Member of the Chamber of Deputies
- Incumbent
- Assumed office 13 October 2022
- Constituency: Liguria – 01

Member of the Senate
- In office 23 March 2018 – 12 October 2022
- Constituency: Liguria – 01

President of the Regional Council of Liguria
- In office August 2002 – May 2005
- Preceded by: Vincenzo Gianni Plinio
- Succeeded by: Giacomo Ronzitti
- In office 1 July 2015 – 30 March 2018
- Preceded by: Michele Boffa
- Succeeded by: Alessandro Piana

Personal details
- Born: 23 May 1962 (age 64) Genoa, Italy
- Party: Lega

= Francesco Bruzzone =

Italian politician (born 1962)

Francesco Bruzzone (born 23 May 1962) is an Italian politician serving as a member of the Chamber of Deputies since 2022. From 2018 to 2022, he was a member of the Senate.
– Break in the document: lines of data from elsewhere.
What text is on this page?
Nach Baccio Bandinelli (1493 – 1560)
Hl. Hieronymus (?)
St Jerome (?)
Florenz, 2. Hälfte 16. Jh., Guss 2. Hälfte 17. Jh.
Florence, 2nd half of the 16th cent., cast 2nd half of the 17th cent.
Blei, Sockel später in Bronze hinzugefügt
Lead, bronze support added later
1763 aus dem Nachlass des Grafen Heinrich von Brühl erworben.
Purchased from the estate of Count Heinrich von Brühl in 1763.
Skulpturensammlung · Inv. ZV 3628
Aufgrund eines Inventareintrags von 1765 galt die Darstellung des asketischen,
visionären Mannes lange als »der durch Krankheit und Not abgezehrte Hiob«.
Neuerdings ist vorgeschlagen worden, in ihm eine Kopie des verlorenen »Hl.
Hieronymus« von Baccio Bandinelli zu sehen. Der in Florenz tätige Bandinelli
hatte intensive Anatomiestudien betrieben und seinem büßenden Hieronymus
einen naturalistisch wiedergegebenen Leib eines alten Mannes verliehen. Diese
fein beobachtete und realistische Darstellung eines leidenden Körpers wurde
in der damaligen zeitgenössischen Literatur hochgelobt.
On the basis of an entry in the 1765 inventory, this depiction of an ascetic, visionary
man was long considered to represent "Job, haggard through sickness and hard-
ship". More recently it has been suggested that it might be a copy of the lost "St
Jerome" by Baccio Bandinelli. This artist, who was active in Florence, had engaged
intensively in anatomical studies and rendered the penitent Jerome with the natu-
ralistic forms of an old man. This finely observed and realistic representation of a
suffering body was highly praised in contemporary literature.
He served as president of the Regional Council of Liguria from 2002 to 2005 and from 2015 to 2018.

==Life and career==
Born in Genoa, Bruzzone lives in Stella, in the Province of Savona.

After graduating from high school with a science degree, he worked at Ilva and the City of Genoa, before turning his attention to politics and party activities.